Regulations are a good idea, but they need to have teeth – which means that there need to be serious consequences for non-compliance, not cheerful slaps on the wrist. Every year the Department of Whatever gets written up as having gotten a ‘D-’ in FISMA compliance but someone is quick to point out that ‘D-’ is a huge improvement over last year’s score of ‘F’. I suppose we’re supposed to be impressed that our taxpayers’ dollars are achieving results of "sucks" instead of "sucks abysmally" but I am not. The whole idea of mandating some kind of security regulation is to establish a minimum consistent practice – i.e.: introductory level stuff. I’m sorry if I sound like a hard-case, but "attaboys" should not be handed out for even excellent compliance with a remedial baseline! This isn’t a political correctness feel-good game in which every child wins his or her own special prize – this is a serious matter. Our federal agencies are spending serious dollars and their moving from an ‘F’ to a ‘D-‘ is not evidence of accomplishment; it is evidence of incompetence, mismanagement, and waste.
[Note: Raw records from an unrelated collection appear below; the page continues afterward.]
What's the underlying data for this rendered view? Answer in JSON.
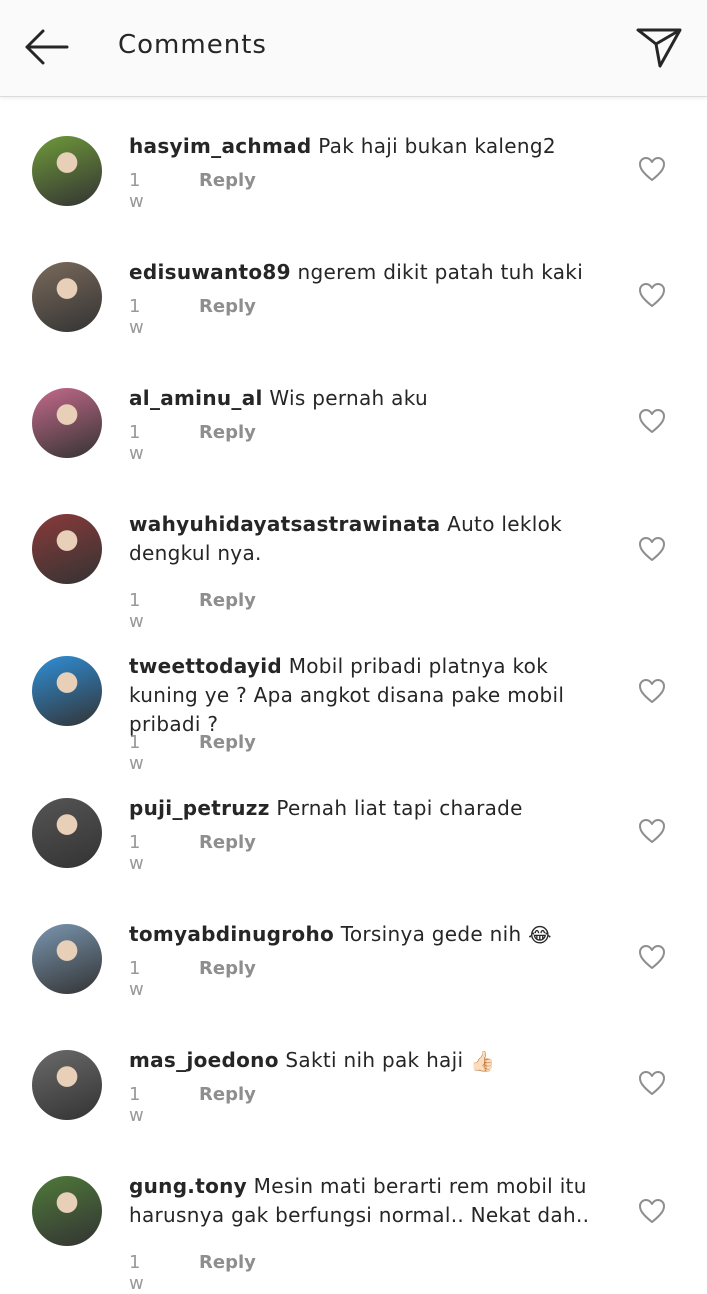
{
  "header": {
    "title": "Comments",
    "back_icon": "arrow-left-icon",
    "send_icon": "paper-plane-icon"
  },
  "comments": [
    {
      "user": "hasyim_achmad",
      "text": "Pak haji bukan kaleng2",
      "time": "1 w",
      "reply": "Reply",
      "avatar_color": "#6f9a3a"
    },
    {
      "user": "edisuwanto89",
      "text": "ngerem dikit patah tuh kaki",
      "time": "1 w",
      "reply": "Reply",
      "avatar_color": "#7a6a5c"
    },
    {
      "user": "al_aminu_al",
      "text": "Wis pernah aku",
      "time": "1 w",
      "reply": "Reply",
      "avatar_color": "#c46a8a"
    },
    {
      "user": "wahyuhidayatsastrawinata",
      "text": "Auto leklok dengkul nya.",
      "time": "1 w",
      "reply": "Reply",
      "avatar_color": "#8a3a3a"
    },
    {
      "user": "tweettodayid",
      "text": "Mobil pribadi platnya kok kuning ye ? Apa angkot disana pake mobil pribadi ?",
      "time": "1 w",
      "reply": "Reply",
      "avatar_color": "#2f8fd8"
    },
    {
      "user": "puji_petruzz",
      "text": "Pernah liat tapi charade",
      "time": "1 w",
      "reply": "Reply",
      "avatar_color": "#555555"
    },
    {
      "user": "tomyabdinugroho",
      "text": "Torsinya gede nih",
      "emoji": "😂",
      "time": "1 w",
      "reply": "Reply",
      "avatar_color": "#7a96b0"
    },
    {
      "user": "mas_joedono",
      "text": "Sakti nih pak haji",
      "emoji": "👍🏻",
      "time": "1 w",
      "reply": "Reply",
      "avatar_color": "#6a6a6a"
    },
    {
      "user": "gung.tony",
      "text": "Mesin mati berarti rem mobil itu harusnya gak berfungsi normal.. Nekat dah..",
      "time": "1 w",
      "reply": "Reply",
      "avatar_color": "#4f7a3a"
    }
  ]
}
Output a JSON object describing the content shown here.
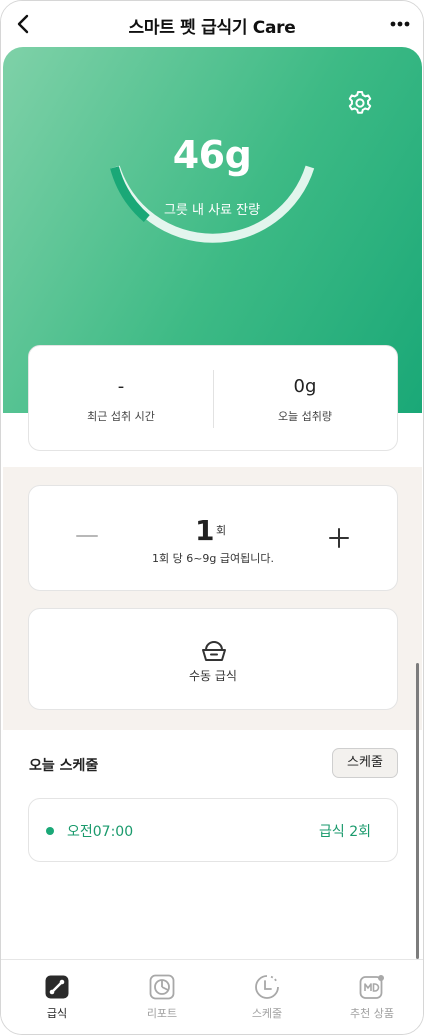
{
  "header": {
    "title": "스마트 펫 급식기 Care",
    "back_icon": "chevron-left-icon",
    "more_icon": "more-horizontal-icon"
  },
  "hero": {
    "amount": "46g",
    "amount_label": "그릇 내 사료 잔량",
    "settings_icon": "gear-icon",
    "bowl_fill_fraction": 0.23,
    "accent_color": "#1aa877"
  },
  "stats": {
    "last_intake_value": "-",
    "last_intake_label": "최근 섭취 시간",
    "today_intake_value": "0g",
    "today_intake_label": "오늘 섭취량"
  },
  "feeding": {
    "count": "1",
    "count_unit": "회",
    "description": "1회 당 6~9g 급여됩니다.",
    "minus_icon": "minus-icon",
    "plus_icon": "plus-icon"
  },
  "manual_feed": {
    "label": "수동 급식",
    "icon": "food-bowl-icon"
  },
  "schedule": {
    "title": "오늘 스케줄",
    "button_label": "스케줄",
    "items": [
      {
        "time": "오전07:00",
        "feed": "급식 2회"
      }
    ]
  },
  "bottom_nav": {
    "items": [
      {
        "label": "급식",
        "icon": "feeding-icon",
        "active": true
      },
      {
        "label": "리포트",
        "icon": "report-chart-icon",
        "active": false
      },
      {
        "label": "스케줄",
        "icon": "schedule-clock-icon",
        "active": false
      },
      {
        "label": "추천 상품",
        "icon": "md-recommend-icon",
        "active": false
      }
    ]
  }
}
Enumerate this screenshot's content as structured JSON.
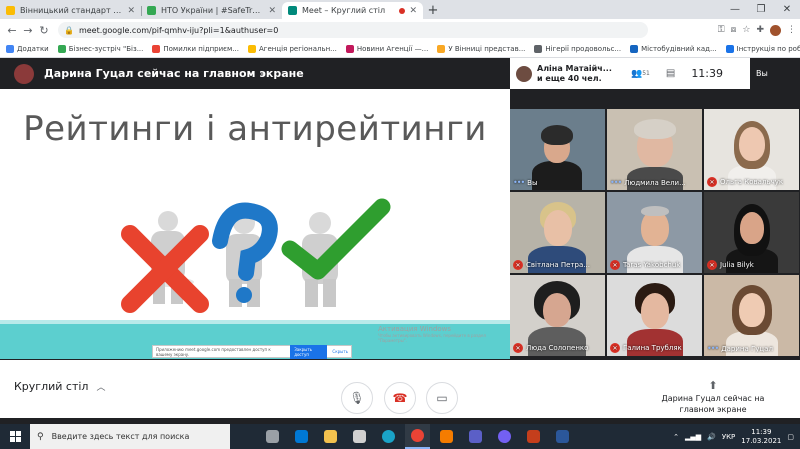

As Bruce says, moving toward liability instead of regulation is an attractive-seeming approach. But anyone who has spent time training animals will tell you that you can’t train an animal simply by punishing it into doing the right thing. Holding companies, agencies, or individuals liable is simply punishing them; you need a specification of that minimal baseline that you can communicate effectively. Did you notice the word "consistent" that I used, earlier? One of the little thunder-clouds in the information security horizon is the notion I’ve heard bandied about that FISMA, SARBOX, HIPAA, etc (which are already extremely watered-down) are likely to get more watered-down in the future. One IT executive I was talking with yesterday opined that it would have been a successful strategy to simply ignore HIPAA for a couple of years because the costs of compliance have been dropping faster than the down-side for non-compliance has risen. It’s naïve to think that individuals or governments are going to be able to hold people who think like that liable – they’re already smarter than the regulators and have a vastly superior understanding of arbitraging and deflecting risk. On the federal side, when the message to agency IT managers and execs is "comply or we’ll, um, tell you to comply some more!" you can see why the entire regulatory exercise has resulted in a paper tiger. Dare I say, a paper tiger without even teeth or claws.
I am totally in favor of federal IT regulation. In fact, I’d love to help write some. Unfortunately, mine would make people cry because they’d have rules like, "If your agency has to admit that 10+ terabytes of data have left your network headed for China, and you just now noticed, every manager in your IT organization from the CIO down gets a pink slip." I know, I know, you don’t have to tell me nobody ever gets fired from a government job – no matter how incompetent they may be – but maybe that’s got something to do with why things are such a mess out there. We need federal IT security regulation. But what we need is regulations that read like they were written by Napoleon Bonaparte and that are enforced by Vlad the Impaler – not the kind of Alfred E. Neuman stuff we’ve got right now.
The balancing-point between regulation and liability is probably the one place where I disagree most strongly with Bruce, in the entire spectrum of security. Bruce is right: regulation is all about economics, but so is liability. And the problem with adopting an economic perspective on security is that it encourages people to believe that there are trade-offs where, perhaps, none really exist. When a US Marine Corps Drill Sergeant tells you it’s time to charge up the hill as fast as you can, you don’t get to sit down and perform an economic analysis between the marginal probability he’ll bite your head off and the expected calorie cost of compliance. You start running and you don’t look back or complain. Allowing security to driven by liability means that you’ve still turned it into an economic problem, only the economics are now under the control of lawyers and liability quants. None of the folks who want to approach security as an economic problem "get it" – intelligence warfare (which is what we’re dealing with) presents costs that may not be measurable, or may be measurable only in a generational scale through the fall of a great republic. You just can’t put a price-tag on that, and a ‘D-‘ in the game of empire is not a passing score.
My feelings about federal security regulation mirror Ghandi’s famous comment regarding western civilization: "It would be nice." But, please, let’s make sure that any regulations we enact have sharp teeth!